Il n’en demeure pas moins que finalement, ce furent les comptes rendus frappants des meurtres d’Indiens commis par des pêcheurs et des trappeurs, et non la mort lente d’aborigènes affamés et malades, qui alertèrent les autorités blanches. Animés du souci humanitaire qui gagnait un nombre croissant de leurs contemporains, une série de gouverneurs de Terre-Neuve, dont le premier fut Hugh Palliser* dans les années 1760, tentèrent de mettre fin aux attaques lancées contre les Béothuks et d’établir avec eux des relations amicales. Aucun de leurs efforts ne fut couronné de succès. Le plus prometteur d’entre eux, l’expédition du lieutenant John Cartwright chez les Béothuks en 1768, à laquelle participait son frère George Cartwright*, permit de recueillir beaucoup de renseignements sur leurs camps abandonnés, mais Cartwright ne rencontra aucun Indien en remontant la rivière des Exploits. De plus, il rapporta des rumeurs selon lesquelles les Micmacs de la Nouvelle-Écosse massacraient les Béothuks en grand nombre, ce qui induisit en erreur plusieurs générations d’historiens. Il y eut peut-être quelques affrontements entre des trappeurs micmacs et des chasseurs béothuks, mais la grande majorité des indices dont on dispose permet de conclure que dans l’ensemble, ils s’évitaient. Tel n’était pas, bien sûr, le cas des Béothuks et de la population blanche des baies du nord de l’île.

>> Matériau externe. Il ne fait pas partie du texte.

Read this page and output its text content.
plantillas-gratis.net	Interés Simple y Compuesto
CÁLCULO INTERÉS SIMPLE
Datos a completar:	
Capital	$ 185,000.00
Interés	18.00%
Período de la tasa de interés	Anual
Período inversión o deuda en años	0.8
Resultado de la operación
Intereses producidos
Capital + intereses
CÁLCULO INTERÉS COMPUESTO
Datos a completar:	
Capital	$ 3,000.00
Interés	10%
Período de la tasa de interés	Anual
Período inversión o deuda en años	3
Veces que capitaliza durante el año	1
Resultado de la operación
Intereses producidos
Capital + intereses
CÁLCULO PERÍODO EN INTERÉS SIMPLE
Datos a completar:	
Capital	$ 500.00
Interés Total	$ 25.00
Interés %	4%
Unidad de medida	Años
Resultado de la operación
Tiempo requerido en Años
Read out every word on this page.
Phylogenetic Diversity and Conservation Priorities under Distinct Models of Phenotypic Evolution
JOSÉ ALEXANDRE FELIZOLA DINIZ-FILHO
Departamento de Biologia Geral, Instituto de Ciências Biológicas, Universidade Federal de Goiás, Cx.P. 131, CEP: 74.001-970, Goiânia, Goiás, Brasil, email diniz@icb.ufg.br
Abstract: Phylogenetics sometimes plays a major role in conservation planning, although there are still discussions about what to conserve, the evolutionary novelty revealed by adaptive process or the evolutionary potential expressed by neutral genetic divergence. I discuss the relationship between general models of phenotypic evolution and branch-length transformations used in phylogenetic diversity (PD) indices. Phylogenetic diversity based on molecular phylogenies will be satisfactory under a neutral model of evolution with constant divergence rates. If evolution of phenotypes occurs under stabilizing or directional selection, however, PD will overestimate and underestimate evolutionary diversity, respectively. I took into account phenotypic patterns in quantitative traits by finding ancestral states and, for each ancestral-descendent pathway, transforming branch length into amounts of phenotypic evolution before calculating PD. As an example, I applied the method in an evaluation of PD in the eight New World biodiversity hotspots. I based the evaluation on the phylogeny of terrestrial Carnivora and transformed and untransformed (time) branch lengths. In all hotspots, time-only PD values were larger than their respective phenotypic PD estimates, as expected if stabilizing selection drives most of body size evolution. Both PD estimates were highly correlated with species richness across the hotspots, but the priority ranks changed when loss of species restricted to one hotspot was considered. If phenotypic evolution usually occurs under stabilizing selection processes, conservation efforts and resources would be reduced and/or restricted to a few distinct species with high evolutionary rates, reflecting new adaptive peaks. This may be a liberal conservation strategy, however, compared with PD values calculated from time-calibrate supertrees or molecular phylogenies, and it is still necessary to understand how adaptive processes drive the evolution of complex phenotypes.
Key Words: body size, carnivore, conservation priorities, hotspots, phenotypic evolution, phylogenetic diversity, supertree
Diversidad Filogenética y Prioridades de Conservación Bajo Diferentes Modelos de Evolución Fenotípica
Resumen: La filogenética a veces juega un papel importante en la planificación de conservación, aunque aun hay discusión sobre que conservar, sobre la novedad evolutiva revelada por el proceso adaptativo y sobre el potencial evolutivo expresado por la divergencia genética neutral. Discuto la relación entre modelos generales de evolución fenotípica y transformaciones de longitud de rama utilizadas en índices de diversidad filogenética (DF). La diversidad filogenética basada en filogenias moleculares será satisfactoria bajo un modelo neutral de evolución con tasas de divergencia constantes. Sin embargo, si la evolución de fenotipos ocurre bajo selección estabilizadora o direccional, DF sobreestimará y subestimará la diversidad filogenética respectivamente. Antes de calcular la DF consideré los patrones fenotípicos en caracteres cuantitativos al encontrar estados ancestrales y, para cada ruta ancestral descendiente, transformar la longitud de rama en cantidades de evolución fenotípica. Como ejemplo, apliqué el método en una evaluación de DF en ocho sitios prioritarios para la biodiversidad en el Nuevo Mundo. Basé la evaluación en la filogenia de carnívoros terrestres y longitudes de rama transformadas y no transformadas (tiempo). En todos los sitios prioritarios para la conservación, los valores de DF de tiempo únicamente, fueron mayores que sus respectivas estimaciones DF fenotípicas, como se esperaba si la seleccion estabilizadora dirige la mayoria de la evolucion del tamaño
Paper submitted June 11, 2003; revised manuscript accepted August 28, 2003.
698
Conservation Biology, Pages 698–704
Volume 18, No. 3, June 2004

Au mépris des proclamations officielles qui interdisaient de harceler les Indiens, pêcheurs et trappeurs continuaient de tirer sur les Béothuks, qui continuaient quant à eux de voler les établissements européens et tuaient même, à l’occasion, quelque Blanc imprudent.

Cette lutte se poursuivit au xixe siècle et, en plus, sous le parrainage ou avec l’encouragement des autorités, on se mit à capturer des Béothuks qui, espérait-on à St John’s, serviraient de médiateurs entre les deux races. C’est ainsi qu’en 1803, William Cull ramena à St John’s une Béothuk dont l’identité n’est pas connue. Le gouverneur James Gambier lui remit des présents et confia à Cull la mission de la renvoyer à son peuple, mais apparemment, cet épisode n’eut aucun effet sur les relations entre Indiens et Blancs. Par la suite, d’autres gouverneurs de Terre-Neuve tentèrent aussi de nouer des rapports pacifiques avec les insaisissables Béothuks, mais il était devenu difficile, voire dangereux, d’approcher ces gens qui avaient affaire depuis des siècles à des Blancs mal intentionnés.

Une de ces tentatives faillit cependant réussir. Pendant l’hiver de 1810–1811, le gouverneur John Thomas Duckworth* chargea David Buchan de remonter la rivière des Exploits jusqu’au lac Red Indian avec quelques fusiliers marins et colons. Chose étonnante, le groupe put surprendre un petit campement de Béothuks, mais Buchan commit l’erreur fatale de laisser deux de ses fusiliers marins avec les Indiens pendant qu’il redescendait la rivière pour aller chercher les présents qu’il avait laissés derrière lui. À son retour, il trouva les cadavres décapités de ses hommes, tués dans des circonstances inexplicables par les Indiens alors disparus.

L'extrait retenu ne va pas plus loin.